Although solid-state lighting has made significant headway in the lighting industry and fixture marketplace, there is still a sufficient amount of technical performance data that is unknown and untested when it comes to this new technology. An article in the August 2009 issue of IEEE Spectrum, a publication from the Institute of Electrical and Electronics Engineers, calls attention to a problem specific to LEDs known as “droop.”
Droop is a phenomenon experienced by blue (nitrate) LEDs—the LEDs that are used to produce white light. As the diode's power level reaches an output sufficient for general lighting applications, the efficiency of the LED declines significantly. To maintain this amount of light output, you have to continue to feed the LED more and more power. In effect, this cancels out any potential energy savings this much-touted nonfilament light source might provide, and highlights the fact that LEDs perform best at low power. This puts a very different spin on the information that lighting manufacturers have been promoting as they race to announce and outdo one another with higher lumen-per-watt totals.
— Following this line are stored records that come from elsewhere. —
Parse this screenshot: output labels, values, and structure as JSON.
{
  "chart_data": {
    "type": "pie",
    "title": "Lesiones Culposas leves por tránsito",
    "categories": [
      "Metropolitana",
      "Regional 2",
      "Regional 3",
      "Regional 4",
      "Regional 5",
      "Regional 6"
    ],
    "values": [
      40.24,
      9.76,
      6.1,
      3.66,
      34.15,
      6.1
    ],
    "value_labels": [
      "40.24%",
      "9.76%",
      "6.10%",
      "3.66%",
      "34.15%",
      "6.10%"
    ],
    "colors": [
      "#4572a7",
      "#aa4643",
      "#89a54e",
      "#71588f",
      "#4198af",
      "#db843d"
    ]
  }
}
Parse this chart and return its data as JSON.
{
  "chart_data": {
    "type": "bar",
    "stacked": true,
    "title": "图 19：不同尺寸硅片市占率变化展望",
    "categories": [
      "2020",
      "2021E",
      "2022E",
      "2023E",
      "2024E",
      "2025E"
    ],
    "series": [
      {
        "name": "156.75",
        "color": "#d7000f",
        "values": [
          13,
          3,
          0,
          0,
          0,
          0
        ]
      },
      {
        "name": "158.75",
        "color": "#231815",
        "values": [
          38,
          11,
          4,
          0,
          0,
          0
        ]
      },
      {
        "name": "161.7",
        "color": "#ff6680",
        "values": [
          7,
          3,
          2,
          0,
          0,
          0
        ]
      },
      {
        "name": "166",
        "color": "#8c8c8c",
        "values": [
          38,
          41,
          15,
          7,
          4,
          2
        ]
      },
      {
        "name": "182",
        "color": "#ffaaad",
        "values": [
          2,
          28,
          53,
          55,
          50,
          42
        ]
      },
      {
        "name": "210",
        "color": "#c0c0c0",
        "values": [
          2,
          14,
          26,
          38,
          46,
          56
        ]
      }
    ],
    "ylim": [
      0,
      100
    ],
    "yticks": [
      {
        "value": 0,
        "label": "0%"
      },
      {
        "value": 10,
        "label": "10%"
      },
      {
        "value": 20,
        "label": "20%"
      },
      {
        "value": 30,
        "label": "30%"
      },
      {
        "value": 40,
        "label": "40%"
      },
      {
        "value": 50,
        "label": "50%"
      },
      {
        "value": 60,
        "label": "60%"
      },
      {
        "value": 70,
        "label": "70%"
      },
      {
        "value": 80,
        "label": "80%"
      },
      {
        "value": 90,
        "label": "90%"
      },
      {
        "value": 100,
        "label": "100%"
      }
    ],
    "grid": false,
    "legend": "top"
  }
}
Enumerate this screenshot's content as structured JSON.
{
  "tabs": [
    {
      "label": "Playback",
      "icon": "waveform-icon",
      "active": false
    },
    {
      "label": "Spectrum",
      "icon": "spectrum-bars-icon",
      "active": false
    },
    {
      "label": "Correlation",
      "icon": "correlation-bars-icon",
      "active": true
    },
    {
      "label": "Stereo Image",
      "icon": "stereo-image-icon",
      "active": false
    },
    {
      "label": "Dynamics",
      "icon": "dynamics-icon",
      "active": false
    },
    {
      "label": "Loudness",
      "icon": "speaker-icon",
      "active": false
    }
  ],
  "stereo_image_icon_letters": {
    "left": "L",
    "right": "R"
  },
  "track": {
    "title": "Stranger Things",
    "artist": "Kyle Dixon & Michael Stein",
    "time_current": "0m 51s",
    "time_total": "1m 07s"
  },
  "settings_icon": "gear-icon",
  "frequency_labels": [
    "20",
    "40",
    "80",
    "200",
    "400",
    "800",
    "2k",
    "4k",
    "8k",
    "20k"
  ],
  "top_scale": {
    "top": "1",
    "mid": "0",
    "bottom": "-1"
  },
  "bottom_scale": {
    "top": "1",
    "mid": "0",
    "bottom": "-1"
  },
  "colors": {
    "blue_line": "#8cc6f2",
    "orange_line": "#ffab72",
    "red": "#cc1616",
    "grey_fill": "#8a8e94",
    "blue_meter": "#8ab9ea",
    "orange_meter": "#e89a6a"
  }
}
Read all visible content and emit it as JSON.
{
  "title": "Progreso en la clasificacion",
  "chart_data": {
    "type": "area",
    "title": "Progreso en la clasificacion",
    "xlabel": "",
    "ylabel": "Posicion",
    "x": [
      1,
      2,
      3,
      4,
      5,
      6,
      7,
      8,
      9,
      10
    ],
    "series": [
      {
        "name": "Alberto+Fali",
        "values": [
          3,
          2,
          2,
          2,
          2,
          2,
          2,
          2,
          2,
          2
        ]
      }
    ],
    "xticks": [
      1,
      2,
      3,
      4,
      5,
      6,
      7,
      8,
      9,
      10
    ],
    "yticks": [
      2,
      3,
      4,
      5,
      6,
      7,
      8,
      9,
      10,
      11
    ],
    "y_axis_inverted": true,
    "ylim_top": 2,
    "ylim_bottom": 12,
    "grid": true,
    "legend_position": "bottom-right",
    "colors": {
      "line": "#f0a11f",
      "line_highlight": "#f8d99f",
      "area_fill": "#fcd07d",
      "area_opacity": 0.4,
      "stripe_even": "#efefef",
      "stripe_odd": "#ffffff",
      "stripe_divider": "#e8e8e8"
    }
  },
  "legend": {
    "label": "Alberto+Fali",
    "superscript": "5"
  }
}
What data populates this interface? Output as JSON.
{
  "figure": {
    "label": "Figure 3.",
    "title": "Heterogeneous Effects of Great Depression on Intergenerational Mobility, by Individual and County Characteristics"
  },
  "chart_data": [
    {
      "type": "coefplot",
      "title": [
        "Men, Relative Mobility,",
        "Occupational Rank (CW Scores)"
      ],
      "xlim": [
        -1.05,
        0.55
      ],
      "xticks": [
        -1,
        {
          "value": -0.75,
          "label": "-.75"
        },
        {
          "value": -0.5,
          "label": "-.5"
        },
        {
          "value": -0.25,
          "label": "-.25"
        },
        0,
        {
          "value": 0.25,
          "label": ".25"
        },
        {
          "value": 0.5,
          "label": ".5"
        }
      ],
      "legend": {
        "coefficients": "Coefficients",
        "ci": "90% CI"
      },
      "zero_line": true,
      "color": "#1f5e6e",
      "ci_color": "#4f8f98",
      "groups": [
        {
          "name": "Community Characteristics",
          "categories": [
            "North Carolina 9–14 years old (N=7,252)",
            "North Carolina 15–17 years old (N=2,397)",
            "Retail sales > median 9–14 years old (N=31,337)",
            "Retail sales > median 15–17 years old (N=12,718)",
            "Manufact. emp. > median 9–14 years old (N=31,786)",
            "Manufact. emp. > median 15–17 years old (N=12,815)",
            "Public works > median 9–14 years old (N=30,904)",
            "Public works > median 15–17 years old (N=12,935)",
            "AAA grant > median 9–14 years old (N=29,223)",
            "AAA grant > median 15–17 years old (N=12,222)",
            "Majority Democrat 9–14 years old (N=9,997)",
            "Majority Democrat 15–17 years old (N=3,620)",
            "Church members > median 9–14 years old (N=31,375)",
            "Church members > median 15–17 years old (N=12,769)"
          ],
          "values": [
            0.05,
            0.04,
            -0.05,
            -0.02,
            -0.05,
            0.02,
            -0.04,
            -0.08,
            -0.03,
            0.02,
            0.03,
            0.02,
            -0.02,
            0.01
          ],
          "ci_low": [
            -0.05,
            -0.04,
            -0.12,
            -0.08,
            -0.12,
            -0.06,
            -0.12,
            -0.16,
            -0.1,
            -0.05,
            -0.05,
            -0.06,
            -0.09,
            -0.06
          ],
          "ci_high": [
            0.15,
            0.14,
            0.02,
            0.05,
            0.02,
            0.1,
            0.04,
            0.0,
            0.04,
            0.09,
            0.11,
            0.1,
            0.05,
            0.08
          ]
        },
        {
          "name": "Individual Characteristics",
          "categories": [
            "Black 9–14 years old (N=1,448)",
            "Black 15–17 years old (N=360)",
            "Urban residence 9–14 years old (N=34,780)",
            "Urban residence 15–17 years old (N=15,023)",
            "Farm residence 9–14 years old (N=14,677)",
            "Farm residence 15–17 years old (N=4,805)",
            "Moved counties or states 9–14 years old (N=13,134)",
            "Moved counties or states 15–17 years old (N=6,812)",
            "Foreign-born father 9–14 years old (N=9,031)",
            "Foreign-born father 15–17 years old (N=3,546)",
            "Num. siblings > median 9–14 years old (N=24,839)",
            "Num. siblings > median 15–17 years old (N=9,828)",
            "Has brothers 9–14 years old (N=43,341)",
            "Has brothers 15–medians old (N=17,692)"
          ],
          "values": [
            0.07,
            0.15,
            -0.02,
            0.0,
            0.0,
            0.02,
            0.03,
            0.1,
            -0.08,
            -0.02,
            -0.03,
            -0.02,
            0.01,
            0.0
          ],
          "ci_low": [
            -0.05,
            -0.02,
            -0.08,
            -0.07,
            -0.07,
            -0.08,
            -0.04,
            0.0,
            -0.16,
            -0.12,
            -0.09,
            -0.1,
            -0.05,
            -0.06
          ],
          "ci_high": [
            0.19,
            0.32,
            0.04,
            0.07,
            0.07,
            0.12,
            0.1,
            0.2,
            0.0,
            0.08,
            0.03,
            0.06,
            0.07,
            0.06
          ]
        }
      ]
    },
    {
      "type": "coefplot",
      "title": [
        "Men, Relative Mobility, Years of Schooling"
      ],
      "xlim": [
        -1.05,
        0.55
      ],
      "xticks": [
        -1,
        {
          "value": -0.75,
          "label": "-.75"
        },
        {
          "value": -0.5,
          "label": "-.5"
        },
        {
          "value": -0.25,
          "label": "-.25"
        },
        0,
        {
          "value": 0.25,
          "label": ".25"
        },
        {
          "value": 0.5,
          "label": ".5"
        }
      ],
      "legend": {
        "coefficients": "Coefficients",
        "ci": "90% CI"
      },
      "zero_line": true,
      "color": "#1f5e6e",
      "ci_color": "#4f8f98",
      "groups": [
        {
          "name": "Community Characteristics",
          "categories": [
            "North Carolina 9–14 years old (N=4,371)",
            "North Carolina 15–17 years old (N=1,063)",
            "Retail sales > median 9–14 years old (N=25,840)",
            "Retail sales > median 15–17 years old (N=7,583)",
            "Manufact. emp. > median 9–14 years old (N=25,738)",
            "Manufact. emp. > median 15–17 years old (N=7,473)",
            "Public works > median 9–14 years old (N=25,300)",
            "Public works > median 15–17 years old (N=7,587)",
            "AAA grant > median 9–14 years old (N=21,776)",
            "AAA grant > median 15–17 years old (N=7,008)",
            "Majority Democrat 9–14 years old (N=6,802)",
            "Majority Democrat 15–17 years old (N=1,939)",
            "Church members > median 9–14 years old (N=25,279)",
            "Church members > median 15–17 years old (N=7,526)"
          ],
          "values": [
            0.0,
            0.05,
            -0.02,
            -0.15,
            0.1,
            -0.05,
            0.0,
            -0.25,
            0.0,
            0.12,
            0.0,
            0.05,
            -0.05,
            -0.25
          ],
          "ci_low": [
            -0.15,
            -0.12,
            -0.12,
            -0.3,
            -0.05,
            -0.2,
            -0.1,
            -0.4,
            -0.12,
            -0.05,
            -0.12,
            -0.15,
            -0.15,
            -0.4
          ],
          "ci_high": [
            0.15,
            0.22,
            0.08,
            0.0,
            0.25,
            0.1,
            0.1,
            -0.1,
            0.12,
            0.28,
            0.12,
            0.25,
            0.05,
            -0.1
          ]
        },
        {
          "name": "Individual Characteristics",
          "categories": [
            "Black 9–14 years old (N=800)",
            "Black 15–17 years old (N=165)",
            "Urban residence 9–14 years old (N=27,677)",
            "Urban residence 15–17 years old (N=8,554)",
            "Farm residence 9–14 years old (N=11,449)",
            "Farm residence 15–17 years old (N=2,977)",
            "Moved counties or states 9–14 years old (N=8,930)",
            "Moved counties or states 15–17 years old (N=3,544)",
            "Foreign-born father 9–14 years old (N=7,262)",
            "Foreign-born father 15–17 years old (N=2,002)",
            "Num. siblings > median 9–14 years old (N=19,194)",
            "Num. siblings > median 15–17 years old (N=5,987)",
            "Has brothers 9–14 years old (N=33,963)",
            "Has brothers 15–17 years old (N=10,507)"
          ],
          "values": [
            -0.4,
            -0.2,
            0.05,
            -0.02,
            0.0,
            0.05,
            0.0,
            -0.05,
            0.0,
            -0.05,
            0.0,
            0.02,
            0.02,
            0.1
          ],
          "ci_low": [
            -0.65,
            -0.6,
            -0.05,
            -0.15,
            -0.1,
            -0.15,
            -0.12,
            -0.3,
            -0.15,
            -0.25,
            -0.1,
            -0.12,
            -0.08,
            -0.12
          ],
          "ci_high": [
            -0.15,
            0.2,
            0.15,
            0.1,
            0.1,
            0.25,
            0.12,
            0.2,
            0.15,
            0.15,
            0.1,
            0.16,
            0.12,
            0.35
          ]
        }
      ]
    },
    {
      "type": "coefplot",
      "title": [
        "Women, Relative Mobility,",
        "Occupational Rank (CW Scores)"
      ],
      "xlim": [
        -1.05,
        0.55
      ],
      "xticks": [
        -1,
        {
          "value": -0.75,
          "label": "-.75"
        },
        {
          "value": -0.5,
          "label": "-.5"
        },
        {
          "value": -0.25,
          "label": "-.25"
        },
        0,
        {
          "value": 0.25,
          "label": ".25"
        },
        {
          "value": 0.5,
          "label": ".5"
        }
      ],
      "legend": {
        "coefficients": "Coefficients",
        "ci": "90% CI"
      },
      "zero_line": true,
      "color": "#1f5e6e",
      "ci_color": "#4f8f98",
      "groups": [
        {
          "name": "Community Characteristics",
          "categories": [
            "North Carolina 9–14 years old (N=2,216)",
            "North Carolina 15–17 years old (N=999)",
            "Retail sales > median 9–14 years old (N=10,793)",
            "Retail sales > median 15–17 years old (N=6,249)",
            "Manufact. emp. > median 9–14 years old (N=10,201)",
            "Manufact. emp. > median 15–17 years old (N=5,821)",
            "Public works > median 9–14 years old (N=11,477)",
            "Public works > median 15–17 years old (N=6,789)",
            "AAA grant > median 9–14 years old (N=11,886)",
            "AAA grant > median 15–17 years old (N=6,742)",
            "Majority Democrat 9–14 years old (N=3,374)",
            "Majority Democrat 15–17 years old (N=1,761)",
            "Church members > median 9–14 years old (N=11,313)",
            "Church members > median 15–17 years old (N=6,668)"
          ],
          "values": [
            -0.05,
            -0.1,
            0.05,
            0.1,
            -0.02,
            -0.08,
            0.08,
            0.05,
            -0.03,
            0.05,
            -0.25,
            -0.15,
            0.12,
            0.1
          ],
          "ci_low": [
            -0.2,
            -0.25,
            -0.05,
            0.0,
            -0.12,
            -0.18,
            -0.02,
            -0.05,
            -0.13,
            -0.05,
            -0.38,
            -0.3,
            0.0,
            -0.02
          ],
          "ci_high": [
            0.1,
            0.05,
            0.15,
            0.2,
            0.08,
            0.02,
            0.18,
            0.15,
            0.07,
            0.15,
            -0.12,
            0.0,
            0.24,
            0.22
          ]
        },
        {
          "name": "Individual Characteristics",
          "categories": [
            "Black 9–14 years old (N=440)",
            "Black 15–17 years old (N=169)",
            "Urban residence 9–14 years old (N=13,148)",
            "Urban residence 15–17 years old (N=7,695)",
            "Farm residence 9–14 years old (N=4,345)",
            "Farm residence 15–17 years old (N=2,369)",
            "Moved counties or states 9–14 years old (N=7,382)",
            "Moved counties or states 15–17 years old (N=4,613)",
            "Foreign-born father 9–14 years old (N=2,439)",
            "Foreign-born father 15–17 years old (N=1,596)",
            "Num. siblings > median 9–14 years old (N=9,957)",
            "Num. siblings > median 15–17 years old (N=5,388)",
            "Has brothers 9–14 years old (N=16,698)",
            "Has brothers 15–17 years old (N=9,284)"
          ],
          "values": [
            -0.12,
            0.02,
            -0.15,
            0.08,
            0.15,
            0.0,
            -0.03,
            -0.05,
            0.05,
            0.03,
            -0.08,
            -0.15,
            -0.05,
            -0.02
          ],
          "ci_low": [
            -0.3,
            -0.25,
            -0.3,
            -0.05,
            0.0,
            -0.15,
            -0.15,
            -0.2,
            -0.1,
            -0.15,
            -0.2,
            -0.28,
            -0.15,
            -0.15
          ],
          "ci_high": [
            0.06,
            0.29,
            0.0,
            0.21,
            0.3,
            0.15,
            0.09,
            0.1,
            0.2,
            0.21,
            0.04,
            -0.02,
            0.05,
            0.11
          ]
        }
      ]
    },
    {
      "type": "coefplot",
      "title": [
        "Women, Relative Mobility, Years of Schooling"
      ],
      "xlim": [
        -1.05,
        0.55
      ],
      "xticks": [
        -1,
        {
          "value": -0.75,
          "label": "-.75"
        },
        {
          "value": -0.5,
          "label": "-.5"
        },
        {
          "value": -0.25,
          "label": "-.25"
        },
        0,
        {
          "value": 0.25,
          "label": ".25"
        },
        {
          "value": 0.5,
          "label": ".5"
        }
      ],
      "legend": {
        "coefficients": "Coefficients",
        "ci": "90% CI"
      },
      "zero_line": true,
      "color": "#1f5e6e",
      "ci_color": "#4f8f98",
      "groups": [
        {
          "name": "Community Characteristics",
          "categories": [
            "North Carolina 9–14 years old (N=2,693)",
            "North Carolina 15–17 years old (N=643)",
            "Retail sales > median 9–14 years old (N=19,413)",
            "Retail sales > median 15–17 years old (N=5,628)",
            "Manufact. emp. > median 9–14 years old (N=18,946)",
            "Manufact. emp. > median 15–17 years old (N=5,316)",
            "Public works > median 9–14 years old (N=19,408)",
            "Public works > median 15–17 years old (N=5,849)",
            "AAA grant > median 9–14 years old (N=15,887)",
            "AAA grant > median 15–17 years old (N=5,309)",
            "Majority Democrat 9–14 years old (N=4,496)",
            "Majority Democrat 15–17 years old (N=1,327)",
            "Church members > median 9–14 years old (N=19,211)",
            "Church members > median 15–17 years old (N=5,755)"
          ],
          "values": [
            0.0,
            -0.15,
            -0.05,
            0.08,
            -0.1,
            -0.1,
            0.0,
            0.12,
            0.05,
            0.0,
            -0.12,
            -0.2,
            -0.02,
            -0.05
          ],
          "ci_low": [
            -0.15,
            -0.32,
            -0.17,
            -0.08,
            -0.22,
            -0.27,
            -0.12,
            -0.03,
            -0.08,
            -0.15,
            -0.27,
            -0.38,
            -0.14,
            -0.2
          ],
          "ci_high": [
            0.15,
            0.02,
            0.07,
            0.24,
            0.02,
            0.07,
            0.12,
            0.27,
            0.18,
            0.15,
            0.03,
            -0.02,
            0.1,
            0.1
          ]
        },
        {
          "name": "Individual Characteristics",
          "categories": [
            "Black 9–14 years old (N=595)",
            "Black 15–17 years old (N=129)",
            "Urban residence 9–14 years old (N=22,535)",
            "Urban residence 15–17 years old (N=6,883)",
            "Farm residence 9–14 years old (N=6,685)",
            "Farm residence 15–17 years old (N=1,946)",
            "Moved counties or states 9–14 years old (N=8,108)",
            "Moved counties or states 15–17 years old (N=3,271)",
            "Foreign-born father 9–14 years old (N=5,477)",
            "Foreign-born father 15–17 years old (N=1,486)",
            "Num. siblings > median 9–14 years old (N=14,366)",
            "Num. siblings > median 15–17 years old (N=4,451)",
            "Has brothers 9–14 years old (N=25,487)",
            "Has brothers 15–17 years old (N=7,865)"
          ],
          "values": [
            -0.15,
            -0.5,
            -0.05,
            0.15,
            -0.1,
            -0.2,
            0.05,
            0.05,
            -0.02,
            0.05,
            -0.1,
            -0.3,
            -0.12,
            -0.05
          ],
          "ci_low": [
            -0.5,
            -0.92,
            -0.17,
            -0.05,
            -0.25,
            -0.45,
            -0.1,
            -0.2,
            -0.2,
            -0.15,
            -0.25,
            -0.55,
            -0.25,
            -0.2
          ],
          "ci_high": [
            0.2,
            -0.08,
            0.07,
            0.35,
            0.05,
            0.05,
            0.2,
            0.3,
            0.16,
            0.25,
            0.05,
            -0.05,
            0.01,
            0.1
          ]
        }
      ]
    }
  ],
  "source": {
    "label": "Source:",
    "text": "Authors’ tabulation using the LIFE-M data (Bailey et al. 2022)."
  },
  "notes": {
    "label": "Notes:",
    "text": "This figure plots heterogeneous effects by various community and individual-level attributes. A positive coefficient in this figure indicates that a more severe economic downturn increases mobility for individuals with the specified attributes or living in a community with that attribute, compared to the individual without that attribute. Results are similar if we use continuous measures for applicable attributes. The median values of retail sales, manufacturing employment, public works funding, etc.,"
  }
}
No one knows for sure why LEDs experience this technical anomaly, and scientists and engineers are hard at work to solve the puzzle. Some researchers attribute it to the electron structure of the diode, but there is no general consensus. One thing is for sure: now that this technical truth has been revealed it adds yet another hurdle for solid-state lighting to overcome as it tries to prove itself as a lighting technology with long-term potential.